Scene time blossoms within the reader, triggered by your level of control over your material. A fistfight (wingfight?) between our friend the talking penguin (let’s call him Fred) and his nemesis Danger Duck might play out in seconds in real, objective time but seem to take long, fascinating minutes in the context of your story, as you draw out every detail of every slapping blow and every bead of feather-sweat knocked off in the process. You might slow things down even further by opening up the fight scene to show us a glimpse of Fred’s first wingfight as a chick. Or, sped up, the scene might be dismissed in a couple of lines, depending on your purpose in telling us about the fight. Perhaps it’s the aftermath you need the reader to fully understand. The important thing is that, in going back over your first draft, you know what you wanted to accomplish.
5) Anything get left on the cutting room floor for a Wonderbook Two: Fantasy Boogaloo?

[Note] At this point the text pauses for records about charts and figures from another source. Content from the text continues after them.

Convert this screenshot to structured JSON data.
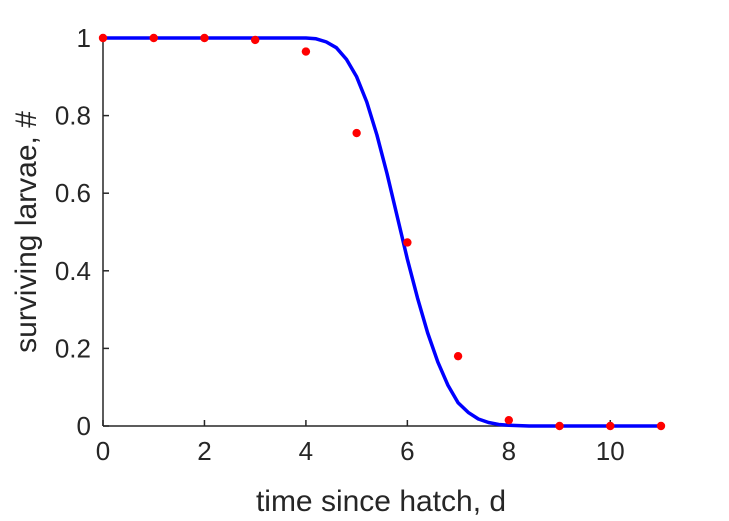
{
  "chart_data": {
    "type": "scatter",
    "title": "",
    "xlabel": "time since hatch, d",
    "ylabel": "surviving larvae, #",
    "xlim": [
      0,
      11
    ],
    "ylim": [
      0,
      1
    ],
    "grid": false,
    "legend": "none",
    "x_ticks": [
      0,
      2,
      4,
      6,
      8,
      10
    ],
    "x_tick_labels": [
      "0",
      "2",
      "4",
      "6",
      "8",
      "10"
    ],
    "y_ticks": [
      0,
      0.2,
      0.4,
      0.6,
      0.8,
      1
    ],
    "y_tick_labels": [
      "0",
      "0.2",
      "0.4",
      "0.6",
      "0.8",
      "1"
    ],
    "series": [
      {
        "type": "scatter",
        "color": "#ff0000",
        "x": [
          0,
          1,
          2,
          3,
          4,
          5,
          6,
          7,
          8,
          9,
          10,
          11
        ],
        "y": [
          1.0,
          1.0,
          1.0,
          0.995,
          0.965,
          0.755,
          0.473,
          0.18,
          0.015,
          0.0,
          0.0,
          0.0
        ]
      },
      {
        "type": "line",
        "color": "#0000ff",
        "x": [
          0,
          4,
          4.2,
          4.4,
          4.6,
          4.8,
          5.0,
          5.2,
          5.4,
          5.6,
          5.8,
          6.0,
          6.2,
          6.4,
          6.6,
          6.8,
          7.0,
          7.2,
          7.4,
          7.6,
          7.8,
          8.0,
          8.2,
          8.4,
          8.6,
          8.8,
          9.0,
          11
        ],
        "y": [
          1.0,
          1.0,
          0.998,
          0.99,
          0.975,
          0.945,
          0.9,
          0.835,
          0.75,
          0.65,
          0.54,
          0.43,
          0.33,
          0.24,
          0.165,
          0.105,
          0.06,
          0.035,
          0.018,
          0.009,
          0.004,
          0.002,
          0.001,
          0.0,
          0.0,
          0.0,
          0.0,
          0.0
        ]
      }
    ]
  }
}
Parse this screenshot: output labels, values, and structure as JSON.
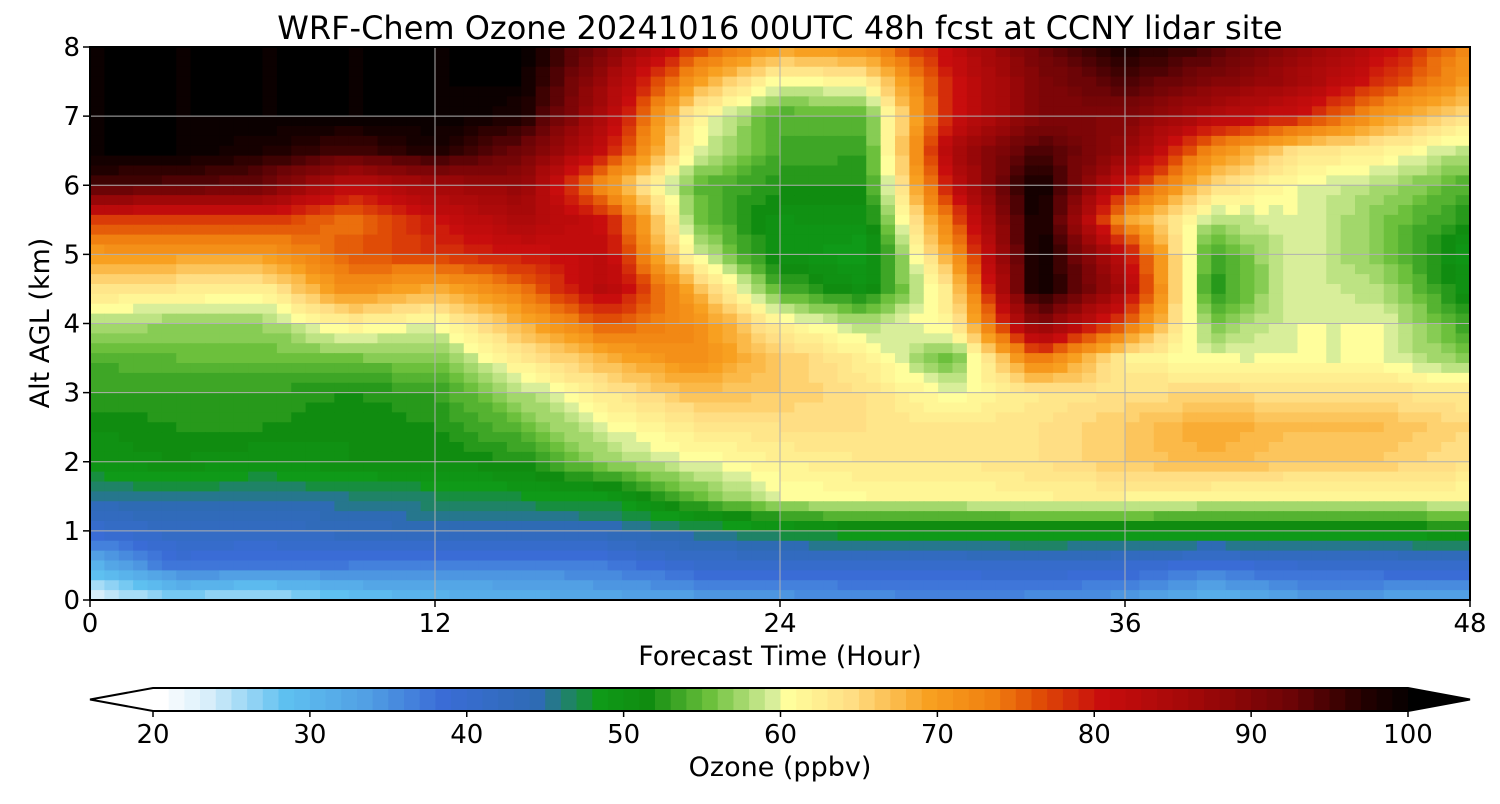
{
  "chart_data": {
    "type": "heatmap",
    "title": "WRF-Chem Ozone  20241016 00UTC 48h fcst at CCNY lidar site",
    "xlabel": "Forecast Time (Hour)",
    "ylabel": "Alt AGL (km)",
    "xlim": [
      0,
      48
    ],
    "ylim": [
      0,
      8
    ],
    "xticks": [
      0,
      12,
      24,
      36,
      48
    ],
    "yticks": [
      0,
      1,
      2,
      3,
      4,
      5,
      6,
      7,
      8
    ],
    "grid": true,
    "x": [
      0,
      3,
      6,
      9,
      12,
      15,
      18,
      21,
      24,
      27,
      30,
      33,
      36,
      39,
      42,
      45,
      48
    ],
    "y": [
      0,
      0.5,
      1,
      1.5,
      2,
      2.5,
      3,
      3.5,
      4,
      4.5,
      5,
      5.5,
      6,
      6.5,
      7,
      7.5,
      8
    ],
    "z": [
      [
        22,
        26,
        24,
        28,
        30,
        31,
        32,
        33,
        34,
        35,
        36,
        35,
        34,
        30,
        33,
        33,
        32
      ],
      [
        30,
        38,
        37,
        37,
        36,
        36,
        37,
        40,
        40,
        40,
        40,
        41,
        40,
        38,
        40,
        40,
        41
      ],
      [
        40,
        42,
        42,
        43,
        44,
        44,
        44,
        46,
        48,
        50,
        50,
        50,
        50,
        50,
        50,
        50,
        51
      ],
      [
        45,
        46,
        45,
        46,
        47,
        48,
        49,
        55,
        60,
        61,
        61,
        62,
        62,
        61,
        61,
        61,
        61
      ],
      [
        50,
        51,
        50,
        51,
        51,
        52,
        57,
        60,
        62,
        63,
        63,
        64,
        66,
        68,
        66,
        66,
        64
      ],
      [
        51,
        52,
        52,
        51,
        52,
        55,
        60,
        63,
        64,
        64,
        63,
        64,
        66,
        69,
        67,
        67,
        65
      ],
      [
        53,
        53,
        53,
        52,
        53,
        58,
        63,
        67,
        66,
        64,
        60,
        63,
        64,
        65,
        64,
        64,
        63
      ],
      [
        54,
        55,
        55,
        56,
        56,
        63,
        68,
        72,
        66,
        62,
        55,
        75,
        62,
        60,
        60,
        60,
        56
      ],
      [
        58,
        57,
        57,
        62,
        60,
        68,
        76,
        72,
        62,
        58,
        62,
        90,
        76,
        56,
        60,
        60,
        53
      ],
      [
        64,
        63,
        62,
        72,
        68,
        74,
        84,
        68,
        54,
        50,
        64,
        100,
        85,
        52,
        60,
        58,
        50
      ],
      [
        70,
        70,
        70,
        76,
        78,
        80,
        82,
        60,
        50,
        48,
        70,
        100,
        82,
        53,
        60,
        56,
        49
      ],
      [
        77,
        77,
        78,
        74,
        80,
        85,
        80,
        56,
        50,
        50,
        75,
        100,
        70,
        58,
        60,
        56,
        52
      ],
      [
        95,
        94,
        92,
        82,
        86,
        88,
        70,
        55,
        52,
        52,
        82,
        100,
        80,
        65,
        60,
        58,
        54
      ],
      [
        100,
        100,
        98,
        95,
        98,
        92,
        80,
        60,
        54,
        53,
        85,
        95,
        88,
        72,
        64,
        62,
        58
      ],
      [
        100,
        100,
        100,
        100,
        100,
        98,
        84,
        62,
        54,
        55,
        80,
        90,
        90,
        84,
        80,
        70,
        64
      ],
      [
        100,
        100,
        100,
        100,
        100,
        100,
        86,
        70,
        60,
        62,
        80,
        90,
        95,
        90,
        86,
        78,
        70
      ],
      [
        100,
        100,
        100,
        100,
        100,
        100,
        90,
        78,
        70,
        72,
        82,
        92,
        98,
        95,
        88,
        82,
        72
      ]
    ],
    "colorbar": {
      "label": "Ozone  (ppbv)",
      "min": 20,
      "max": 100,
      "step": 1,
      "ticks": [
        20,
        30,
        40,
        50,
        60,
        70,
        80,
        90,
        100
      ],
      "extend": "both",
      "colors": {
        "stops": [
          [
            20,
            "#ffffff"
          ],
          [
            23,
            "#d8eefa"
          ],
          [
            28,
            "#5ec0f0"
          ],
          [
            33,
            "#52a0e4"
          ],
          [
            38,
            "#3a6cd6"
          ],
          [
            44,
            "#2e6bb4"
          ],
          [
            48,
            "#0f9a18"
          ],
          [
            51,
            "#108c10"
          ],
          [
            55,
            "#6cc03c"
          ],
          [
            59,
            "#d8ee9a"
          ],
          [
            60,
            "#fffe9c"
          ],
          [
            64,
            "#ffde84"
          ],
          [
            69,
            "#f8a020"
          ],
          [
            73,
            "#f08010"
          ],
          [
            76,
            "#e04c06"
          ],
          [
            80,
            "#c80d0d"
          ],
          [
            86,
            "#a00808"
          ],
          [
            92,
            "#6c0406"
          ],
          [
            97,
            "#200000"
          ],
          [
            100,
            "#000000"
          ]
        ]
      }
    }
  }
}
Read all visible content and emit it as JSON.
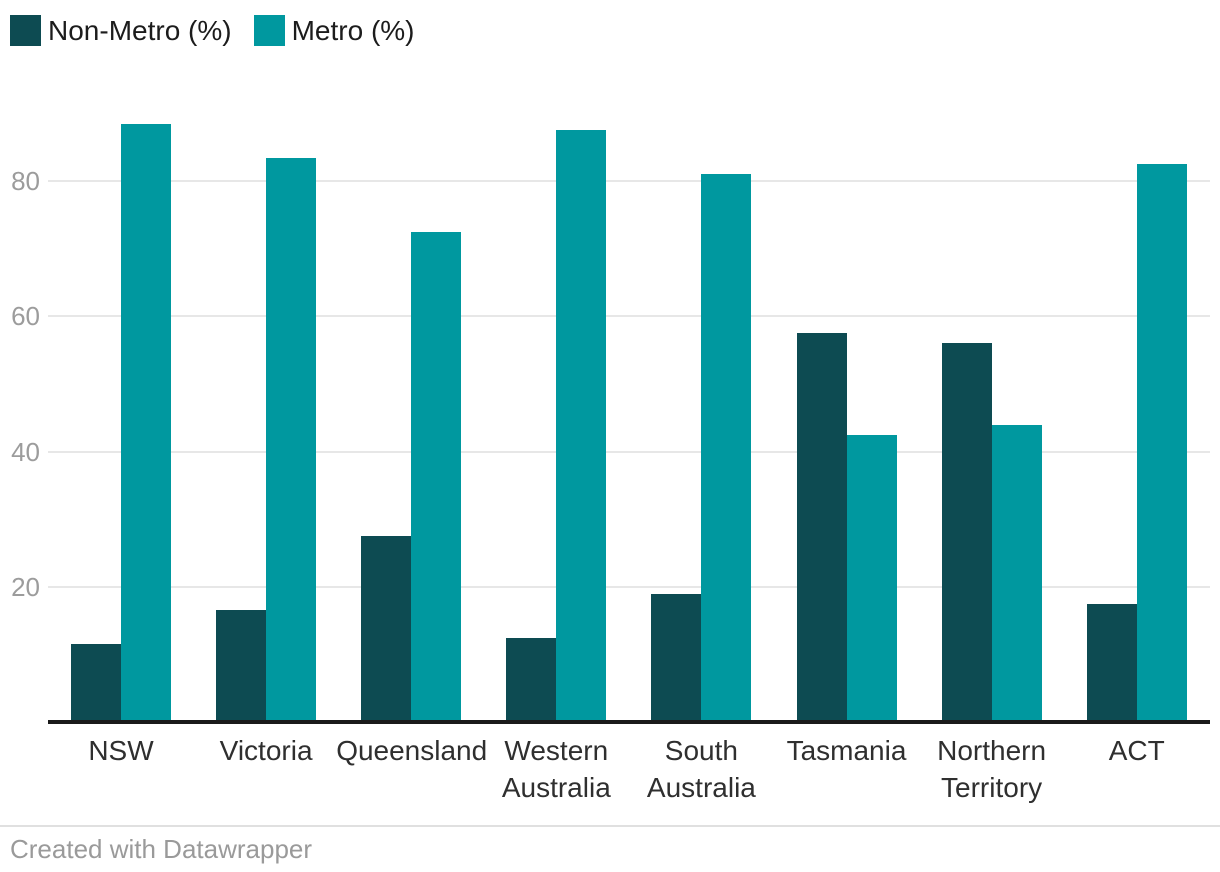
{
  "chart_data": {
    "type": "bar",
    "grouped": true,
    "title": "",
    "xlabel": "",
    "ylabel": "",
    "categories": [
      "NSW",
      "Victoria",
      "Queensland",
      "Western Australia",
      "South Australia",
      "Tasmania",
      "Northern Territory",
      "ACT"
    ],
    "series": [
      {
        "name": "Non-Metro (%)",
        "color": "#0d4b52",
        "values": [
          11.5,
          16.5,
          27.5,
          12.5,
          19,
          57.5,
          56,
          17.5
        ]
      },
      {
        "name": "Metro (%)",
        "color": "#00989f",
        "values": [
          88.5,
          83.5,
          72.5,
          87.5,
          81,
          42.5,
          44,
          82.5
        ]
      }
    ],
    "yticks": [
      20,
      40,
      60,
      80
    ],
    "ylim": [
      0,
      92
    ],
    "grid": true,
    "legend_position": "top-left"
  },
  "footer": {
    "credit": "Created with Datawrapper"
  },
  "colors": {
    "background": "#ffffff",
    "non_metro": "#0d4b52",
    "metro": "#00989f",
    "gridline": "#e7e7e7",
    "axis_line": "#1a1a1a",
    "tick_label": "#9c9c9c",
    "category_label": "#2f2f2f",
    "divider": "#e0e0e0",
    "footer_text": "#9a9a9a"
  }
}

We couldn’t fit an editor roundtable dissecting a promising story by a new writer, with participants including Ellen Datlow, Asimov’s editor Sheila Williams, Nick Mamatas, Gardner Dozois, James Patrick Kelly, Liz Gorinsky, Paula Guran, and my wife Ann VanderMeer. It was a case of the visual aspect making it take up over 30 or 40 pages, which we just didn’t have if we wanted the book to breathe. So that’ll run in a more basic form onWonderbooknow.com when it goes live on October 15 and then in a more visual form once Jeremy Zerfoss gets finished with it, that’s a bit like this example.